# Evaluate the surface integral $\iint\limits_{\sum}f\cdot d\sigma$

• MHB
WMDhamnekar
MHB
Evaluate the surface integral $\iint\limits_{\sum} f \cdot d\sigma$ where $f(x,y,z) = x^2\hat{i} + xy\hat{j} + z\hat{k}$ and $\sum$ is the part of the plane 6x +3y +2z =6 with x ≥ 0, y ≥ 0,

z ≥ 0 , with the outward unit normal n pointing in the positive z direction.

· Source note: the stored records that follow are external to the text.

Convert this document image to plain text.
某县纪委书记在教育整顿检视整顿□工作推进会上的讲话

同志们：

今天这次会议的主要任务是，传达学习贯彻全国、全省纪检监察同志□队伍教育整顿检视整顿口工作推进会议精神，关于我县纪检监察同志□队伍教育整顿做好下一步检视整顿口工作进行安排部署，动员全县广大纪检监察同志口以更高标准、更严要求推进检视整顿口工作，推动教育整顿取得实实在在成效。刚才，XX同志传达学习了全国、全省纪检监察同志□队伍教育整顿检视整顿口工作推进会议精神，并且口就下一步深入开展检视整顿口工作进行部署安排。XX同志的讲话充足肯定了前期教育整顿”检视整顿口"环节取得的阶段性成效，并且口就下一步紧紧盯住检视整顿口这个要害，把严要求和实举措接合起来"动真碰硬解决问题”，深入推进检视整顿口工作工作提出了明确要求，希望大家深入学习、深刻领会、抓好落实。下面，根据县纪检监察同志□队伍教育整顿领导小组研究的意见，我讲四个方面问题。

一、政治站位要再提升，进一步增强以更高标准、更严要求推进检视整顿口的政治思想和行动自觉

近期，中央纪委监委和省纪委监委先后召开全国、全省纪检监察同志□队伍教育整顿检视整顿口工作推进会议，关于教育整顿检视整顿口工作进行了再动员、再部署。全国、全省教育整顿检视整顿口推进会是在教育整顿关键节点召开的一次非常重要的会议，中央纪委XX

My attempt to answer this question:

We need to parametrize the $\sum$. As we project $\sum$ onto xy-plane, it yields triangular region R = {(x,y): 0 ≤ x≤ 1, 0 ≤ y ≤ (2-2x) }. Thus, using (u,v) instead of (x,y), we see that,

x=u, y =v , z= 3-3u-3v/2 for 0 ≤ u ≤ 1, 0 ≤ v ≤ (2-2u) is the parametrization of $\sum$ over R (since z = 3-3x-3y/2 on $\sum$)
For (u,v) in R and for r(u,v) = x(u,v)i + y(u,v)j + z(u,v)k = ui + vj + (3-3u-3v/2)k we have

$\displaystyle\left\vert\frac{\partial{r}}{\partial{u}} \times \frac{\partial{r}}{\partial{v}} \displaystyle\right\vert= [1,0,-3] \times[ 0,1,-3/2] = [3, 3/2 ,1] \Rightarrow \left\vert \frac{\partial{r}}{\partial{u}} \times \frac{\partial{r}}{\partial{v}} \right\vert= \frac72$

Thus, integrating over R using vertical slices $\iint\limits_{\sum} f\cdot d\sigma = \iint\limits_{\sum} f\cdot n d\sigma$
$\iint\limits_{\sum} f\cdot d\sigma=\iint\limits_{R} (f(x(u,v), y(u,v), z(u,v))\cdot n )\left\vert \frac{\partial{r}}{\partial{u}} \times \frac{\partial{r}}{\partial{v}} \right\vert dv du$

$\iint\limits_{\sum} f\cdot d\sigma = \int_0^1 \int_0^{2-2u} (\frac67 u^2 + \frac{3uv}{7} + \frac67 -\frac67 u -\frac37 v )\frac72 dv du$

$\iint\limits_{\sum} f\cdot d\sigma = \frac74$

But the answer provided is $\frac{15}{4}.$How is that? Where are we wrong in the computation of answer?

Last edited:

Remember that $$\mathbf{n} \left\| \frac{\partial \mathbf{r}}{\partial u} \times \frac{\partial \mathbf{r}}{\partial v} \right\|\,du\,dv = \left(\frac{\partial \mathbf{r}}{\partial u} \times \frac{\partial \mathbf{r}}{\partial v}\right)\,du\,dv.$$
With your parametrization, $$\mathbf{n}\,d\sigma = \begin{pmatrix} 3 \\ \frac32 \\ 1 \end{pmatrix}\,du\,dv$$ and hence $$\int_\Sigma \mathbf{f} \cdot \mathbf{n} \,d\sigma = \int_0^1 \int_0^{2(1-x)} 3x^2 + \frac32 (x-1)y + 3(1 - x) \,dy\,dx$$ for which I also get $\frac 74$.